Civil servants from the Cabinet Office and the Department for Communities and Local Government (DCLG) have over the last few weeks been holding confidential meetings with association figures about development.
It is part of a review to find out if associations have the capacity to deliver their existing housebuilding plans - and how government could help them build more.
Association development directors have been asked how many homes they will build by 2021 and whether they can still build their planned homes given recent policy announcements.
An email from the DCLG to development directors said: “We would also like to find out what further action government could take to help housing associations deliver.”
The findings of the joint review by the DCLG and the Cabinet Office will not be made public and is intended to be “internal advice for the prime minister”, the email said.

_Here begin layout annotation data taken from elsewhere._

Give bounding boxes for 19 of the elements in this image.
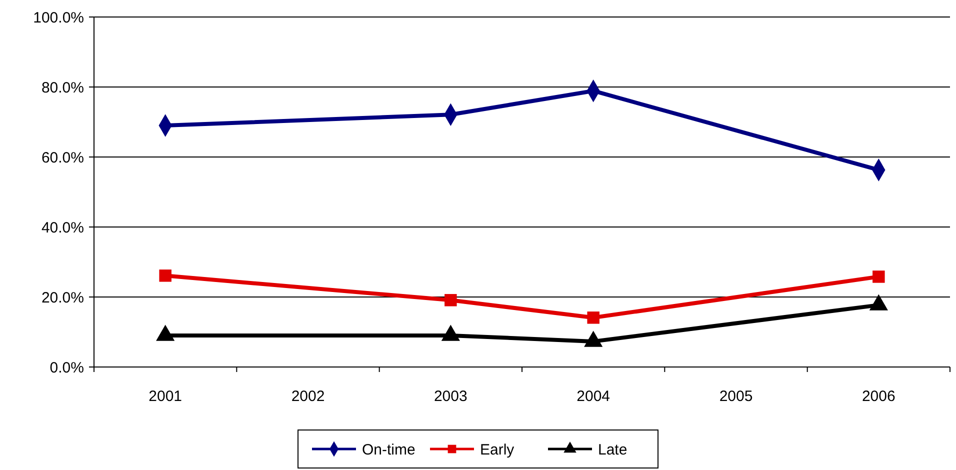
legend-label: On-time bbox=[362, 441, 416, 458]
legend-label: Early bbox=[480, 441, 515, 458]
point bbox=[441, 324, 460, 341]
point bbox=[869, 294, 888, 310]
y-tick-label: 0.0% bbox=[50, 359, 84, 376]
x-tick-label: 2001 bbox=[148, 388, 182, 405]
y-tick-label: 100.0% bbox=[33, 9, 84, 26]
legend-label: Late bbox=[598, 441, 628, 458]
x-tick-label: 2002 bbox=[291, 388, 325, 405]
point bbox=[584, 330, 603, 347]
x-tick-label: 2004 bbox=[576, 388, 610, 405]
y-tick-label: 20.0% bbox=[41, 289, 84, 306]
y-tick-label: 40.0% bbox=[41, 219, 84, 236]
x-tick-label: 2003 bbox=[434, 388, 468, 405]
y-tick-label: 60.0% bbox=[41, 149, 84, 166]
x-tick-label: 2005 bbox=[719, 388, 753, 405]
y-tick-label: 80.0% bbox=[41, 79, 84, 96]
x-tick-label: 2006 bbox=[862, 388, 896, 405]
point bbox=[156, 324, 175, 341]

Brendan Sarsfield, chief executive of Family Mosaic, said: “It feels like government is more interested in our housebuilding. They know the private sector is not going to up its output, while local authorities’ output is still slow.”
One housing figure interviewed by the civil servants said land availability, planning, rent-setting and the ability of smaller landlords to develop were among the topics raised at his meeting with officials.
Sinéad Butters, chair of Placeshapers, said certainty over supported housing funding, clarity over councils’ policies on Starter Homes, and freedom over rent-setting would all help associations’ build more homes.
She said her organisation Aspire has 3,000 homes below target rent, which could generate an extra £30m over 15 years if rents could rise.
David Montague, chair of the G15 and chief executive of L&Q, also called for more freedom to set rents.
Mick Sweeney, chief executive of One Housing Group, called for the regulator’s role to be drastically reduced to that of an administrator of organisations in trouble. He argued lenders and credit agencies already carry out sufficient regulation.
The news of the review emerged days after David Orr, chief executive of the National Housing Federation, strongly defended the sector’s housebuilding record following a negative piece in The Times newspaper.
An Inside Housing survey last week revealed the 50 biggest builders have increased their pipelines by 7,000 homes since last summer.
A DCLG spokesperson said: “We are continuing to work with the sector to ensure they deliver as effectively as possible the new homes that this country needs.”